Motor vehicle crashes can range in severity depending on the types of vehicles involved and the speed of the collision. From a head-on collision to a rear-end collision, vehicle occupants can suffer a host of devastating injuries. Even a collision that seems minor can have a catastrophic impact on the safe operation of the vehicle. From flat tires and damaged electrical systems to mechanical failure due to ruptured fluid lines, drivers can soon find themselves stranded in sub-freezing weather. It is wise to include certain items in a survival kit that might prove lifesaving, including:

  • Warm clothing: At the very least, the survival kit should include a spare winter hat, gloves and a blanket to keep vehicle occupants warm. Some drivers might include a complete change of clothes in the event their current clothing becomes soaked from being out in the elements checking for vehicle damage or attempting to shovel themselves to safety. Drivers could also include hand warmers and foot warmers in the survival kit.
  • Food and water: A winter survival kit should contain nutritional items in case the vehicle becomes stranded for long periods of time after a crash. Bottles of water are encouraged – though they should be checked daily to ensure they haven’t frozen over – as well as non-perishable food such as energy bars.
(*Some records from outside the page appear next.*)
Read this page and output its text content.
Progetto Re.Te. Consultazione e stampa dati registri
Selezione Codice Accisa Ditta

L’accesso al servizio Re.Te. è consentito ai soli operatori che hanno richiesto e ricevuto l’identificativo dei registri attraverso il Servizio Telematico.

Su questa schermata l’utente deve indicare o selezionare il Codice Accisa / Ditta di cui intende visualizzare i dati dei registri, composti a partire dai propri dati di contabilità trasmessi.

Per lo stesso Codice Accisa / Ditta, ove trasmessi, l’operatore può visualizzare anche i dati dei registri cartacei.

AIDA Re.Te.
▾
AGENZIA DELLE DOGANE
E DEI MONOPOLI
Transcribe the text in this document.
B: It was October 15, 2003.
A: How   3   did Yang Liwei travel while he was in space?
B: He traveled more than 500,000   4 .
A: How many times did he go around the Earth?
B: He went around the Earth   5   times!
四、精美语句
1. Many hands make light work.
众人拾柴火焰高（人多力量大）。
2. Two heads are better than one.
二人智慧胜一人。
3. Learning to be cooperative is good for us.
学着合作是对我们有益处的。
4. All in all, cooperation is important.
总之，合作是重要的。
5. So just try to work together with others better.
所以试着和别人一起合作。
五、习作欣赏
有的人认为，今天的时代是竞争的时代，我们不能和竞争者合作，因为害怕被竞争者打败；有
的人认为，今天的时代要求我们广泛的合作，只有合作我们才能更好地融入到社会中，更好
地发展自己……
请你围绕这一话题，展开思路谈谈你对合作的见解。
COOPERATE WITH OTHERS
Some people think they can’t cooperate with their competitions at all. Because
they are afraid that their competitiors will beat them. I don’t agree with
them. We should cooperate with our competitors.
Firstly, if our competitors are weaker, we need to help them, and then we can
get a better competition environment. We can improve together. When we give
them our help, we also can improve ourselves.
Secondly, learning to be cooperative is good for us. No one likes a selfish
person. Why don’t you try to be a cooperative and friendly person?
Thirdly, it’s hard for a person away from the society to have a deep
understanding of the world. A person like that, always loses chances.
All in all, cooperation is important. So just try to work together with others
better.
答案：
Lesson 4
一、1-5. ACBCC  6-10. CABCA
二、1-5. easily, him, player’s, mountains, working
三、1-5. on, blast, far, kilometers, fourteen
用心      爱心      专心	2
  • Tools: This can become quite an extensive list the more prepared drivers want to be. From a small tool kit containing screwdrivers, pliers and a hammer to more specific needs such as a collapsible shovel, phone charger and jumper cables, drivers must take the time to ensure they can react to several types of snow emergencies.
  • Traction materials: Whether they have spun off the road or are trapped in a snow-filled ditch, drivers might find that gaining traction is difficult. Many drivers keep bags of cat litter in their vehicle to spread around the tires to improve traction. Additionally, shop safety absorbent can aid in gaining purchase on a slick surface.
  • First aid kit: While this might not be an extensive kit, drivers should keep bandages, ointment, pain relievers and other essentials in the vehicle. Additionally, drivers should keep a few doses of any necessary prescription medication in case disaster strikes.

From ice and snow on the roads to shorter daylight and heavy winds, winter travel can quickly transition from safe to precarious. Drivers must avoid distractions and take steps to reduce their exposure to dangerous conditions. If a motor vehicle collision occurs, the presence of a well-stocked survival kit might mean the difference between minor injuries and catastrophic damage.